Находясь в своей среде, вор всегда как бы на сцене. Он не просто живет среди своих товарищей, а все время играет самого себя, поддерживает свой образ или, как бы теперь сказали, свой имидж. И, подобно плохому актеру, блатной всегда «пережимает», всегда переигрывает.

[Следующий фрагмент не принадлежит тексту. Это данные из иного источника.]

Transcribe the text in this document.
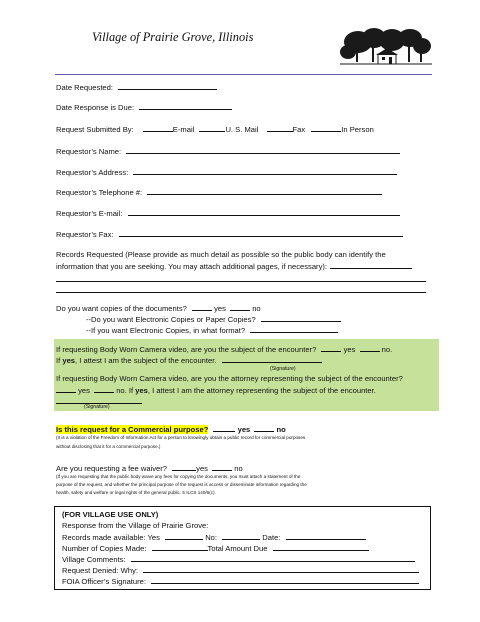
Village of Prairie Grove, Illinois
Date Requested:
Date Response is Due:
Request Submitted By:	E-mail	U. S. Mail	Fax	In Person
Requestor’s Name:
Requestor’s Address:
Requestor’s Telephone #:
Requestor’s E-mail:
Requestor’s Fax:
Records Requested (Please provide as much detail as possible so the public body can identify the
information that you are seeking. You may attach additional pages, if necessary):
Do you want copies of the documents?	yes	no
--Do you want Electronic Copies or Paper Copies?
--If you want Electronic Copies, in what format?
If requesting Body Worn Camera video, are you the subject of the encounter?	yes	no.
If yes, I attest I am the subject of the encounter.
(Signature)
If requesting Body Worn Camera video, are you the attorney representing the subject of the encounter?
yes	no. If yes, I attest I am the attorney representing the subject of the encounter.
(Signature)
Is this request for a Commercial purpose?	yes	no
(It is a violation of the Freedom of Information Act for a person to knowingly obtain a public record for commercial purposes
without disclosing that it for a commercial purpose.)
Are you requesting a fee waiver?	yes	no
(If you are requesting that the public body waive any fees for copying the documents, you must attach a statement of the
purpose of the request, and whether the principal purpose of the request is access or disseminate information regarding the
health, safety and welfare or legal rights of the general public. 5 ILCS 140/6(c).
(FOR VILLAGE USE ONLY)
Response from the Village of Prairie Grove:
Records made available: Yes	No:	Date:
Number of Copies Made:	Total Amount Due
Village Comments:
Request Denied: Why:
FOIA Officer’s Signature:
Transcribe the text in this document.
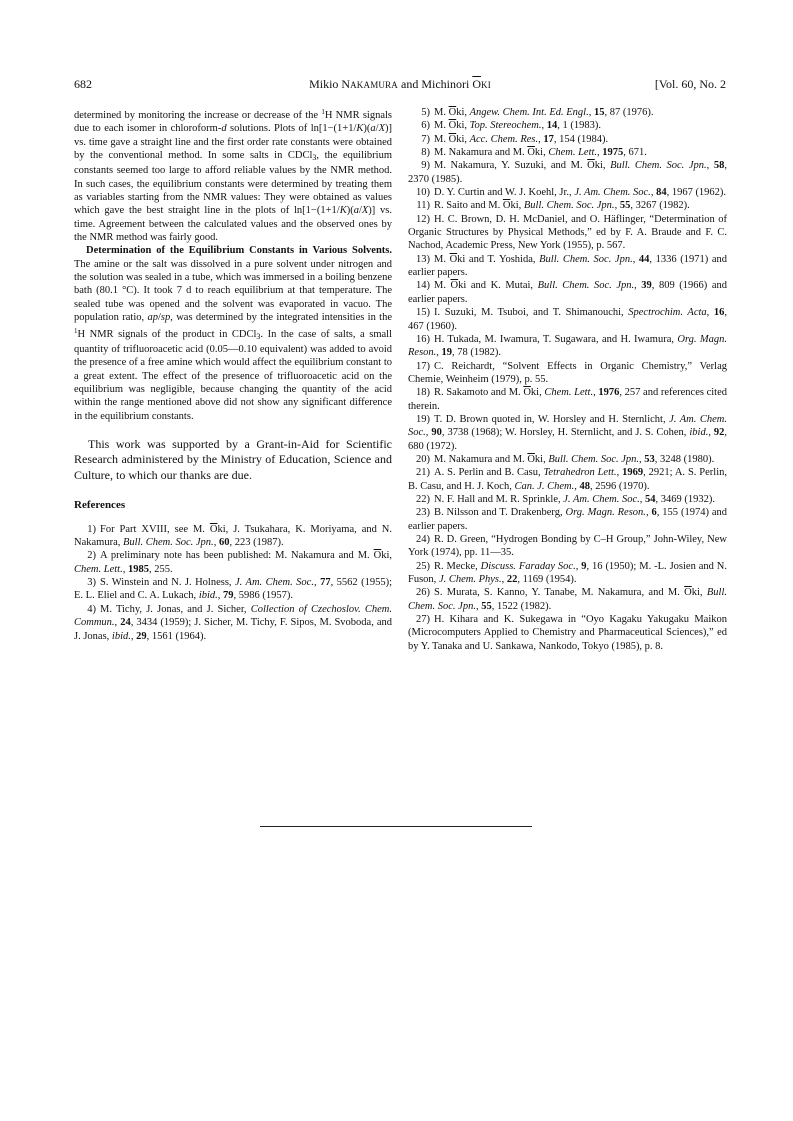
682	Mikio NAKAMURA and Michinori $\overline{O}KI$	[Vol. 60, No. 2

determined by monitoring the increase or decrease of the $^1$H NMR signals due to each isomer in chloroform-d solutions. Plots of ln[1−(1+1/K)(a/X)] vs. time gave a straight line and the first order rate constants were obtained by the conventional method. In some salts in CDCl$_3$, the equilibrium constants seemed too large to afford reliable values by the NMR method. In such cases, the equilibrium constants were determined by treating them as variables starting from the NMR values: They were obtained as values which gave the best straight line in the plots of ln[1−(1+1/K)(a/X)] vs. time. Agreement between the calculated values and the observed ones by the NMR method was fairly good.

Determination of the Equilibrium Constants in Various Solvents. The amine or the salt was dissolved in a pure solvent under nitrogen and the solution was sealed in a tube, which was immersed in a boiling benzene bath (80.1 °C). It took 7 d to reach equilibrium at that temperature. The sealed tube was opened and the solvent was evaporated in vacuo. The population ratio, ap/sp, was determined by the integrated intensities in the $^1$H NMR signals of the product in CDCl$_3$. In the case of salts, a small quantity of trifluoroacetic acid (0.05—0.10 equivalent) was added to avoid the presence of a free amine which would affect the equilibrium constant to a great extent. The effect of the presence of trifluoroacetic acid on the equilibrium was negligible, because changing the quantity of the acid within the range mentioned above did not show any significant difference in the equilibrium constants.

This work was supported by a Grant-in-Aid for Scientific Research administered by the Ministry of Education, Science and Culture, to which our thanks are due.

References

1) For Part XVIII, see M. $\overline{O}ki$, J. Tsukahara, K. Moriyama, and N. Nakamura, Bull. Chem. Soc. Jpn., 60, 223 (1987).

2) A preliminary note has been published: M. Nakamura and M. $\overline{O}ki$, Chem. Lett., 1985, 255.

3) S. Winstein and N. J. Holness, J. Am. Chem. Soc., 77, 5562 (1955); E. L. Eliel and C. A. Lukach, ibid., 79, 5986 (1957).

4) M. Tichy, J. Jonas, and J. Sicher, Collection of Czechoslov. Chem. Commun., 24, 3434 (1959); J. Sicher, M. Tichy, F. Sipos, M. Svoboda, and J. Jonas, ibid., 29, 1561 (1964).

5) M. $\overline{O}ki$, Angew. Chem. Int. Ed. Engl., 15, 87 (1976).

6) M. $\overline{O}ki$, Top. Stereochem., 14, 1 (1983).

7) M. $\overline{O}ki$, Acc. Chem. Res., 17, 154 (1984).

8) M. Nakamura and M. $\overline{O}ki$, Chem. Lett., 1975, 671.

9) M. Nakamura, Y. Suzuki, and M. $\overline{O}ki$, Bull. Chem. Soc. Jpn., 58, 2370 (1985).

10) D. Y. Curtin and W. J. Koehl, Jr., J. Am. Chem. Soc., 84, 1967 (1962).

11) R. Saito and M. $\overline{O}ki$, Bull. Chem. Soc. Jpn., 55, 3267 (1982).

12) H. C. Brown, D. H. McDaniel, and O. Häflinger, “Determination of Organic Structures by Physical Methods,” ed by F. A. Braude and F. C. Nachod, Academic Press, New York (1955), p. 567.

13) M. $\overline{O}ki$ and T. Yoshida, Bull. Chem. Soc. Jpn., 44, 1336 (1971) and earlier papers.

14) M. $\overline{O}ki$ and K. Mutai, Bull. Chem. Soc. Jpn., 39, 809 (1966) and earlier papers.

15) I. Suzuki, M. Tsuboi, and T. Shimanouchi, Spectrochim. Acta, 16, 467 (1960).

16) H. Tukada, M. Iwamura, T. Sugawara, and H. Iwamura, Org. Magn. Reson., 19, 78 (1982).

17) C. Reichardt, “Solvent Effects in Organic Chemistry,” Verlag Chemie, Weinheim (1979), p. 55.

18) R. Sakamoto and M. $\overline{O}ki$, Chem. Lett., 1976, 257 and references cited therein.

19) T. D. Brown quoted in, W. Horsley and H. Sternlicht, J. Am. Chem. Soc., 90, 3738 (1968); W. Horsley, H. Sternlicht, and J. S. Cohen, ibid., 92, 680 (1972).

20) M. Nakamura and M. $\overline{O}ki$, Bull. Chem. Soc. Jpn., 53, 3248 (1980).

21) A. S. Perlin and B. Casu, Tetrahedron Lett., 1969, 2921; A. S. Perlin, B. Casu, and H. J. Koch, Can. J. Chem., 48, 2596 (1970).

22) N. F. Hall and M. R. Sprinkle, J. Am. Chem. Soc., 54, 3469 (1932).

23) B. Nilsson and T. Drakenberg, Org. Magn. Reson., 6, 155 (1974) and earlier papers.

24) R. D. Green, “Hydrogen Bonding by C–H Group,” John-Wiley, New York (1974), pp. 11—35.

25) R. Mecke, Discuss. Faraday Soc., 9, 16 (1950); M. -L. Josien and N. Fuson, J. Chem. Phys., 22, 1169 (1954).

26) S. Murata, S. Kanno, Y. Tanabe, M. Nakamura, and M. $\overline{O}ki$, Bull. Chem. Soc. Jpn., 55, 1522 (1982).

27) H. Kihara and K. Sukegawa in “Oyo Kagaku Yakugaku Maikon (Microcomputers Applied to Chemistry and Pharmaceutical Sciences),” ed by Y. Tanaka and U. Sankawa, Nankodo, Tokyo (1985), p. 8.
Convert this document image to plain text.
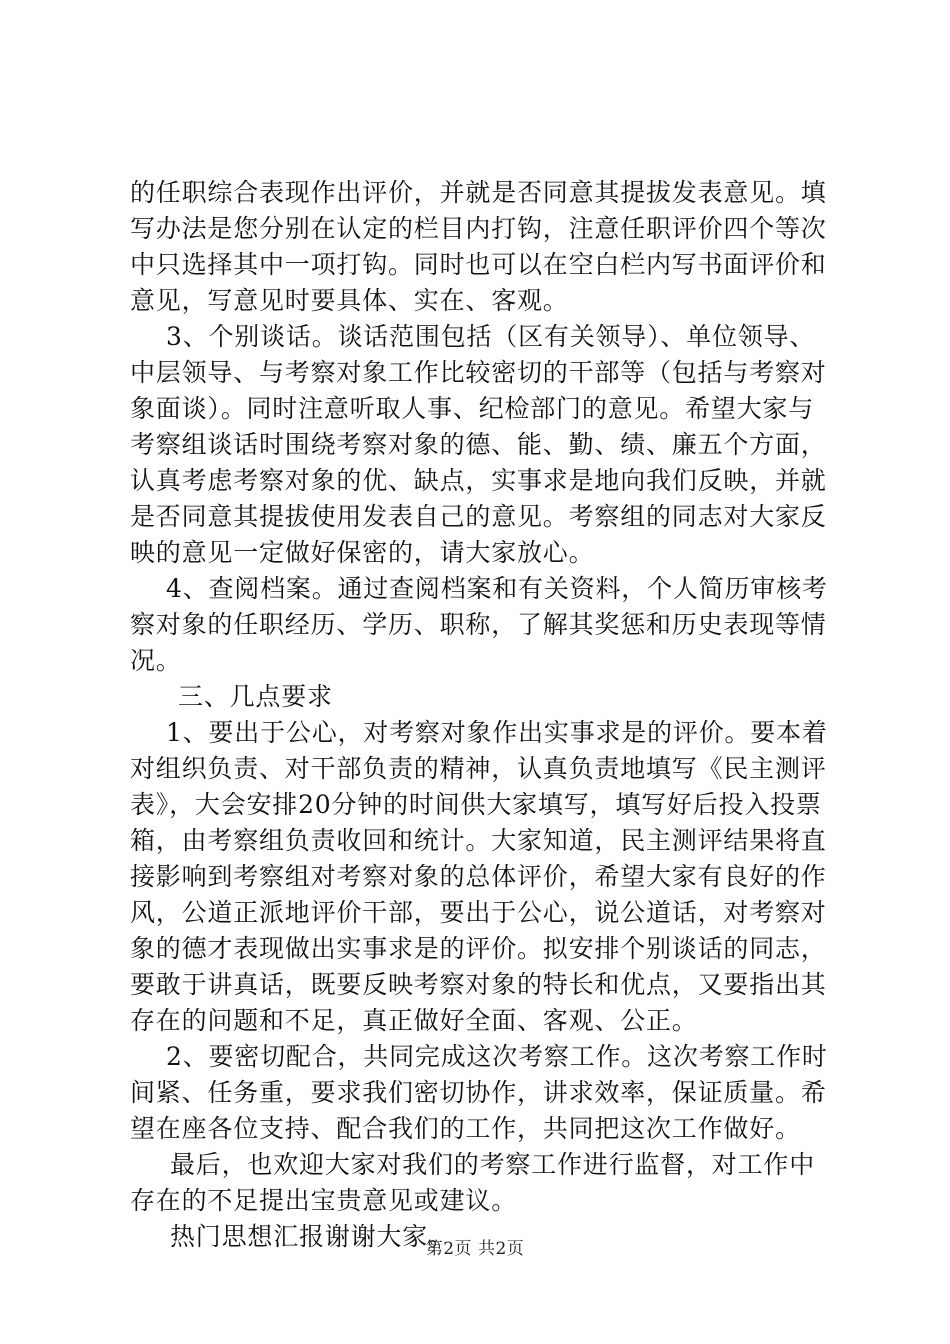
的任职综合表现作出评价，并就是否同意其提拔发表意见。填
写办法是您分别在认定的栏目内打钩，注意任职评价四个等次
中只选择其中一项打钩。同时也可以在空白栏内写书面评价和
意见，写意见时要具体、实在、客观。
3、个别谈话。谈话范围包括（区有关领导）、单位领导、
中层领导、与考察对象工作比较密切的干部等（包括与考察对
象面谈）。同时注意听取人事、纪检部门的意见。希望大家与
考察组谈话时围绕考察对象的德、能、勤、绩、廉五个方面，
认真考虑考察对象的优、缺点，实事求是地向我们反映，并就
是否同意其提拔使用发表自己的意见。考察组的同志对大家反
映的意见一定做好保密的，请大家放心。
4、查阅档案。通过查阅档案和有关资料，个人简历审核考
察对象的任职经历、学历、职称，了解其奖惩和历史表现等情
况。
三、几点要求
1、要出于公心，对考察对象作出实事求是的评价。要本着
对组织负责、对干部负责的精神，认真负责地填写《民主测评
表》，大会安排20分钟的时间供大家填写，填写好后投入投票
箱，由考察组负责收回和统计。大家知道，民主测评结果将直
接影响到考察组对考察对象的总体评价，希望大家有良好的作
风，公道正派地评价干部，要出于公心，说公道话，对考察对
象的德才表现做出实事求是的评价。拟安排个别谈话的同志，
要敢于讲真话，既要反映考察对象的特长和优点，又要指出其
存在的问题和不足，真正做好全面、客观、公正。
2、要密切配合，共同完成这次考察工作。这次考察工作时
间紧、任务重，要求我们密切协作，讲求效率，保证质量。希
望在座各位支持、配合我们的工作，共同把这次工作做好。
最后，也欢迎大家对我们的考察工作进行监督，对工作中
存在的不足提出宝贵意见或建议。
热门思想汇报谢谢大家。
第2页 共2页
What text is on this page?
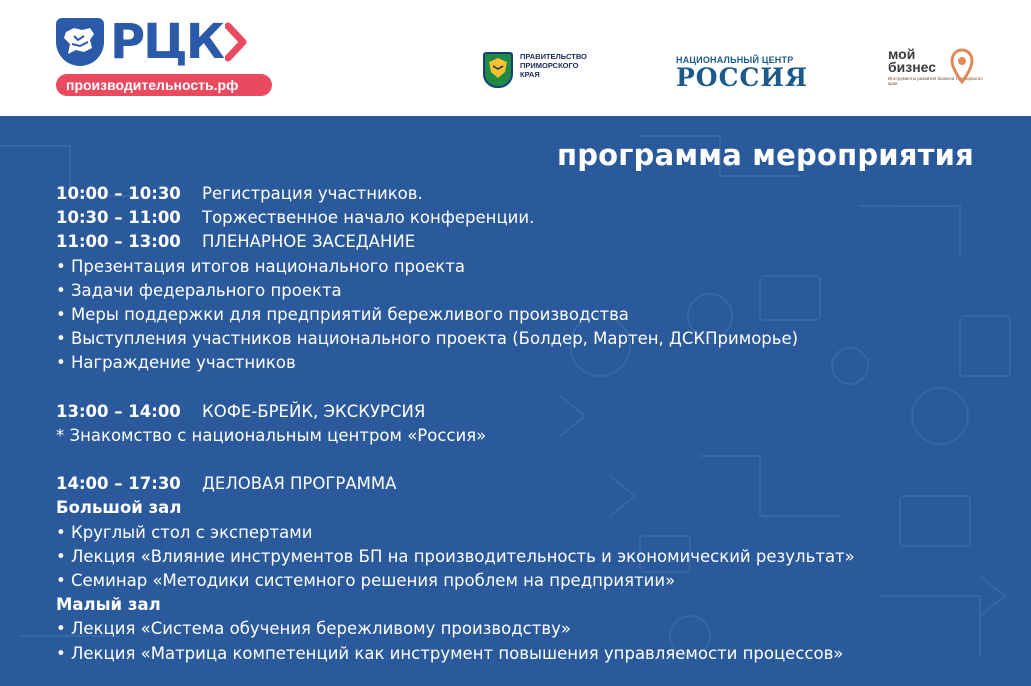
РЦК
производительность.рф
ПРАВИТЕЛЬСТВО
ПРИМОРСКОГО
КРАЯ
НАЦИОНАЛЬНЫЙ ЦЕНТР
РОССИЯ
мой
бизнес
Инструменты развития бизнеса Приморского края
программа мероприятия
10:00 – 10:30 Регистрация участников.
10:30 – 11:00 Торжественное начало конференции.
11:00 – 13:00 ПЛЕНАРНОЕ ЗАСЕДАНИЕ
• Презентация итогов национального проекта
• Задачи федерального проекта
• Меры поддержки для предприятий бережливого производства
• Выступления участников национального проекта (Болдер, Мартен, ДСКПриморье)
• Награждение участников
13:00 – 14:00 КОФЕ-БРЕЙК, ЭКСКУРСИЯ
* Знакомство с национальным центром «Россия»
14:00 – 17:30 ДЕЛОВАЯ ПРОГРАММА
Большой зал
• Круглый стол с экспертами
• Лекция «Влияние инструментов БП на производительность и экономический результат»
• Семинар «Методики системного решения проблем на предприятии»
Малый зал
• Лекция «Система обучения бережливому производству»
• Лекция «Матрица компетенций как инструмент повышения управляемости процессов»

Современный читатель, в отличие от человека 50-х годов, имеет, повторяю, возможность совершенно отчетливо представить себе «музыку» блатной речи — ее тональность и окраску. Для этого ему достаточно представить себе или еще раз послушать певцов современных музыкальных групп. Я далек от мысли обижать этих певцов или судить их пение с позиций своего вкуса. Я просто констатирую факт, не давая ему никакой оценки. Но факт — есть факт: в голосах современных рок-певцов постоянно звучат надрыв и истерика, столь характерные для блатной речи. Им присуща, как правило, предельно вульгарная интонация, один к одному совпадающая с «музыкой» перебранки на тюремных нарах или в подворотне. Можно только удивляться тому, что такие, например, слова, «Приди, приди, моя звезда, ты у меня одна, одна, и я страдаю без тебя», или что-то подобное, звучат в устах многих современных певцов абсолютно в той же тональности, что и какое-то блатное обращение: «Только попробуй не приди, сука поганая, на нож посажу!» Такое подобие звучаний можно объяснить наличием каких-то общих знаменателей, какими-то подобиями с блатной жизнью в жизни современной молодежи. Кстати сказать, отнюдь не только нашей, но едва ли не во всем мире. Вероятно, это связано с целым рядом процессов, разрушительных для общественного единства, со всякого рода индивидуализацией и «атомизацией» общества, с явным отграничением молодежи в целом, особенно подростков, от «предков», от их мировоззрения и сложившихся норм, с возросшими трудностями выживания, вынуждающими подростков сбиваться в стаи «своих». А в стаях необходимо утверждаются и законы стаи, и соответствующий климат. Возникает у членов стаи и особая психология, которая вполне сродни психологии блатной кодлы. Кроме того, как уже было сказано, в нашей стране, а возможно, и не только в нашей, идет процесс диффузии между «тюрьмой» и «волей».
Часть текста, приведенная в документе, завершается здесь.